Las reses de Fermín Bohórquez estuvieron bien presentadas, con trapío suficiente pero carecieron de fuerzas que, unido al fuerte castigo sufrido, hicieron que llegasen muy paradas al tercio final, destacando el toro que abrió plaza así como el último que tuvo algo más de recorrido.

Víctor Mendes se lució en el tercio de banderillas, especialmente en dos pares brillantes de poder a poder, pero no pudo redondear con la muleta por cuanto el cabeceo de su oponente le imposibilitó acoplarse, además de que el lusitano no terminase de confiarse. Tras una buena estocada, saludó desde el tercio. Volvió a lucirse con las banderillas ante un toro que, al no ofrecer ningún tipo de posibilidades de lucimiento, mató con prontitud para ser ovacionado.

Mucha voluntad y entusiasmo puso Emilio Silvera a lo largo de todo el festejo, pero se encontró sin muchas posibilidades de triunfo a lo largo de toda la noche. En su primero tuvo algunos, pocos, momentos de lucimiento y, para colmo, no usó bien los aceros, por lo que fue avisado. Peor fue el quinto, prácticamente parado, y el onubense tan sólo pudo estar por la cara con cierta brevedad antes de repetir actuación a la hora de matar, escuchando otro recado presidencial y, desde los tendidos, le llegaron algunas palmas al rematar su actuación que no llegó a satisfacer a sus incondicionales.

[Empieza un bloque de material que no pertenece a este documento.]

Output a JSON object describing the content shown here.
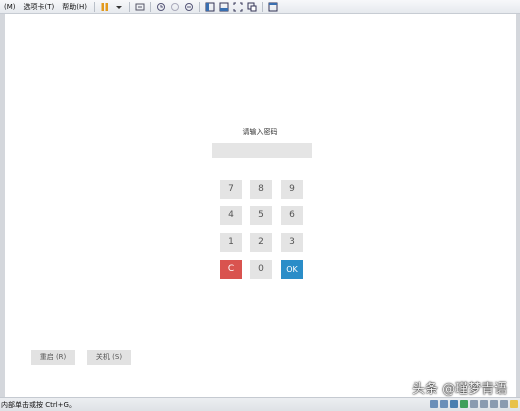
{
  "menu": {
    "items": [
      "(M)",
      "选项卡(T)",
      "帮助(H)"
    ]
  },
  "login": {
    "prompt": "请输入密码",
    "password_value": "",
    "keys": [
      "7",
      "8",
      "9",
      "4",
      "5",
      "6",
      "1",
      "2",
      "3",
      "C",
      "0",
      "OK"
    ]
  },
  "system": {
    "restart_label": "重启 (R)",
    "shutdown_label": "关机 (S)"
  },
  "status": {
    "text": "内部单击或按 Ctrl+G。"
  },
  "watermark": {
    "text": "头条 @瑾梦青语"
  },
  "colors": {
    "clear_key": "#d9534f",
    "ok_key": "#2a8dc8",
    "key_bg": "#e4e4e4"
  }
}
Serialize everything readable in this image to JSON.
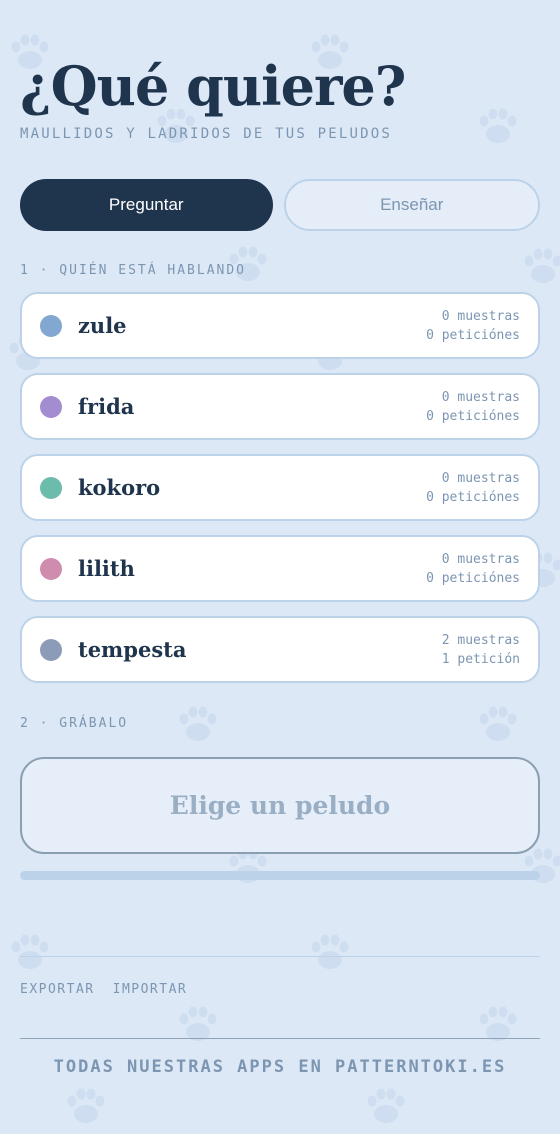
{
  "header": {
    "title": "¿Qué quiere?",
    "subtitle": "MAULLIDOS Y LADRIDOS DE TUS PELUDOS"
  },
  "tabs": {
    "ask": "Preguntar",
    "teach": "Enseñar",
    "active": "ask"
  },
  "section1": {
    "label": "1 · QUIÉN ESTÁ HABLANDO"
  },
  "pets": [
    {
      "name": "zule",
      "color": "#82a8d2",
      "samples": "0 muestras",
      "requests": "0 peticiónes"
    },
    {
      "name": "frida",
      "color": "#a48cd0",
      "samples": "0 muestras",
      "requests": "0 peticiónes"
    },
    {
      "name": "kokoro",
      "color": "#6cbcac",
      "samples": "0 muestras",
      "requests": "0 peticiónes"
    },
    {
      "name": "lilith",
      "color": "#cf8cae",
      "samples": "0 muestras",
      "requests": "0 peticiónes"
    },
    {
      "name": "tempesta",
      "color": "#8c9cb8",
      "samples": "2 muestras",
      "requests": "1 petición"
    }
  ],
  "section2": {
    "label": "2 · GRÁBALO"
  },
  "record": {
    "label": "Elige un peludo",
    "progress": 0
  },
  "links": {
    "export": "EXPORTAR",
    "import": "IMPORTAR"
  },
  "footer": {
    "text": "TODAS NUESTRAS APPS EN PATTERNTOKI.ES"
  },
  "colors": {
    "accent": "#1f344d",
    "background": "#dce8f6",
    "muted": "#7c96b2"
  }
}
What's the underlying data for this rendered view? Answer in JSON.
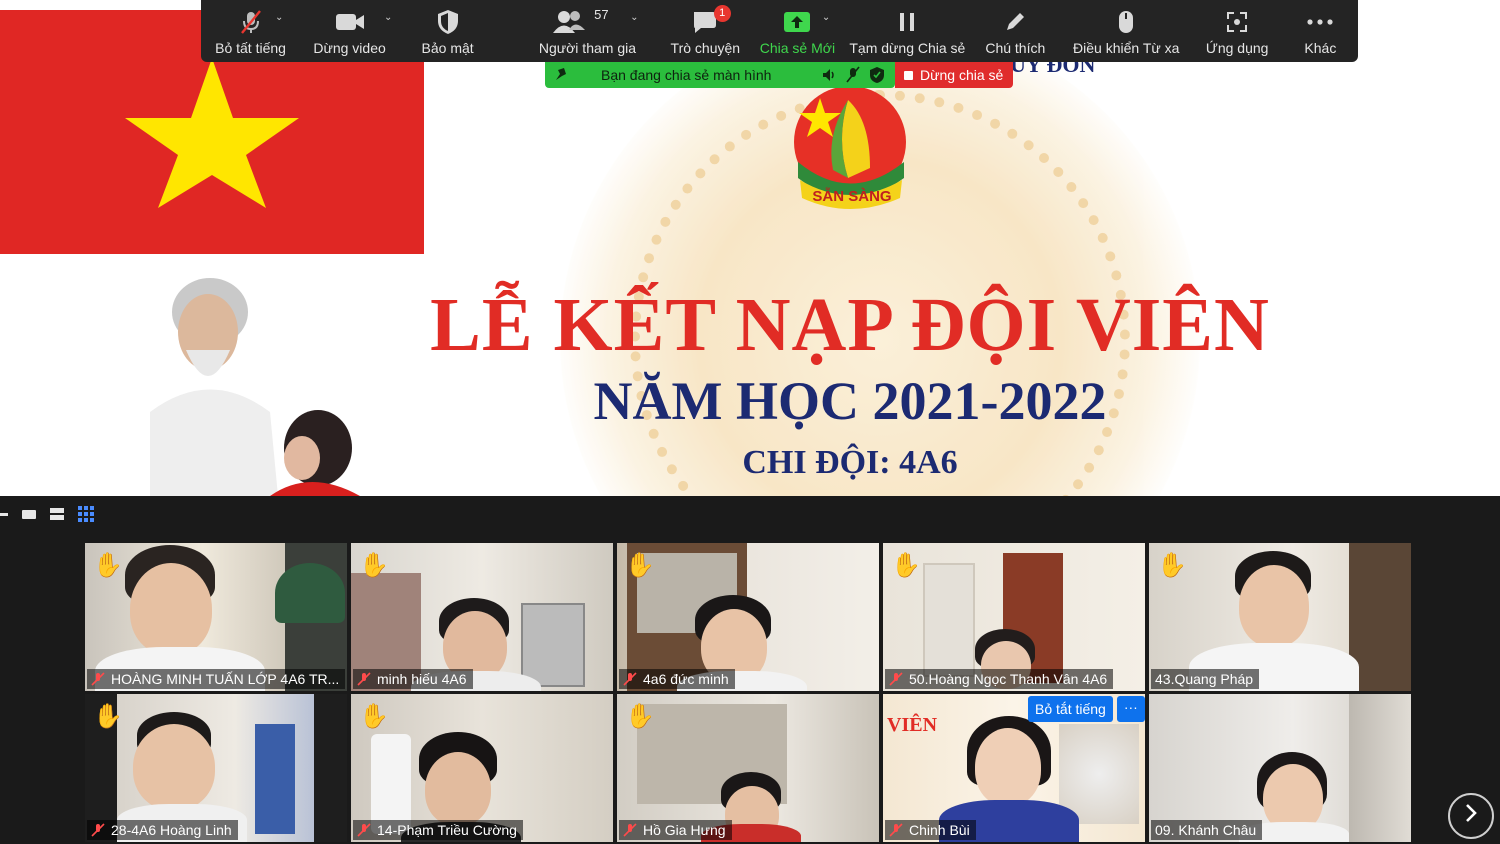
{
  "toolbar": {
    "items": [
      {
        "label": "Bỏ tất tiếng",
        "icon": "mic-muted-icon"
      },
      {
        "label": "Dừng video",
        "icon": "video-camera-icon"
      },
      {
        "label": "Bảo mật",
        "icon": "shield-icon"
      },
      {
        "label": "Người tham gia",
        "icon": "participants-icon",
        "count": "57"
      },
      {
        "label": "Trò chuyện",
        "icon": "chat-bubble-icon",
        "badge": "1"
      },
      {
        "label": "Chia sẻ Mới",
        "icon": "share-screen-icon"
      },
      {
        "label": "Tạm dừng Chia sẻ",
        "icon": "pause-icon"
      },
      {
        "label": "Chú thích",
        "icon": "pencil-icon"
      },
      {
        "label": "Điều khiển Từ xa",
        "icon": "mouse-icon"
      },
      {
        "label": "Ứng dụng",
        "icon": "apps-icon"
      },
      {
        "label": "Khác",
        "icon": "more-dots-icon"
      }
    ]
  },
  "sharebar": {
    "status": "Bạn đang chia sẻ màn hình",
    "stop_label": "Dừng chia sẻ"
  },
  "slide": {
    "title": "LỄ KẾT NẠP ĐỘI VIÊN",
    "subtitle": "NĂM HỌC 2021-2022",
    "unit": "CHI ĐỘI: 4A6",
    "badge_text": "SẴN SÀNG",
    "partial_text": "UY ĐÔN"
  },
  "gallery": {
    "tiles": [
      {
        "name": "HOÀNG MINH TUẤN LỚP 4A6 TR...",
        "hand": true
      },
      {
        "name": "minh hiếu 4A6",
        "hand": true
      },
      {
        "name": "4a6 đức minh",
        "hand": true
      },
      {
        "name": "50.Hoàng Ngọc Thanh Vân 4A6",
        "hand": true
      },
      {
        "name": "43.Quang Pháp",
        "hand": true
      },
      {
        "name": "28-4A6 Hoàng Linh",
        "hand": true
      },
      {
        "name": "14-Phạm Triều Cường",
        "hand": true
      },
      {
        "name": "Hồ Gia Hưng",
        "hand": true
      },
      {
        "name": "Chinh Bùi",
        "hand": false
      },
      {
        "name": "09. Khánh Châu",
        "hand": false
      }
    ],
    "mute_button": "Bỏ tắt tiếng",
    "more_button": "···"
  },
  "colors": {
    "accent": "#3fd74d",
    "danger": "#e02c2c",
    "toolbar": "#242424",
    "slide_red": "#e12c25",
    "slide_navy": "#1c2a72"
  }
}
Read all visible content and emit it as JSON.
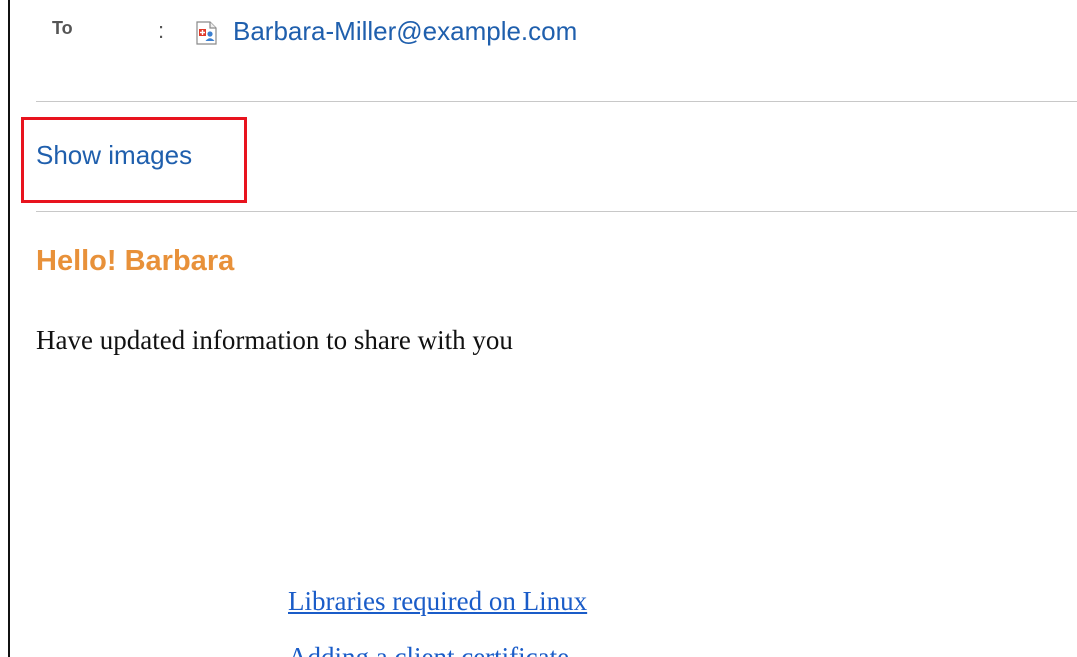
{
  "header": {
    "to_label": "To",
    "separator": ":",
    "recipient_icon": "contact-card-icon",
    "recipient": "Barbara-Miller@example.com"
  },
  "actions": {
    "show_images": "Show images"
  },
  "message": {
    "greeting": "Hello! Barbara",
    "body": "Have updated information to share with you",
    "links": [
      "Libraries required on Linux",
      "Adding a client certificate"
    ]
  },
  "colors": {
    "link": "#1f5fad",
    "greeting": "#e8913a",
    "highlight": "#e8131e"
  }
}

Buena actuación de Jesulín que fue capaz de hacer a su primero, un animal por el que nadie apostaba, pero el gaditano fue consintiéndole hasta lograr llevar a cabo un trasteo que satisfizo a los espectadores que le premiaron con una oreja, siendo muy aclamado al pasear el redondel para agradecer el premio concedido. En el que cerró plaza, quizás el mejor de todos cuantos compusieron el encierro, el joven torero gaditano supo coger la distancia para construir una faena muy bien llevada con ambas manos y con los excelentes remates de pecho con los que abrochó las diversas series de su jaleado trasteo. Destacó el temple que puso y, al dejar media estocada y un descabello, fue premiado con otra oreja, por lo que salió a hombros.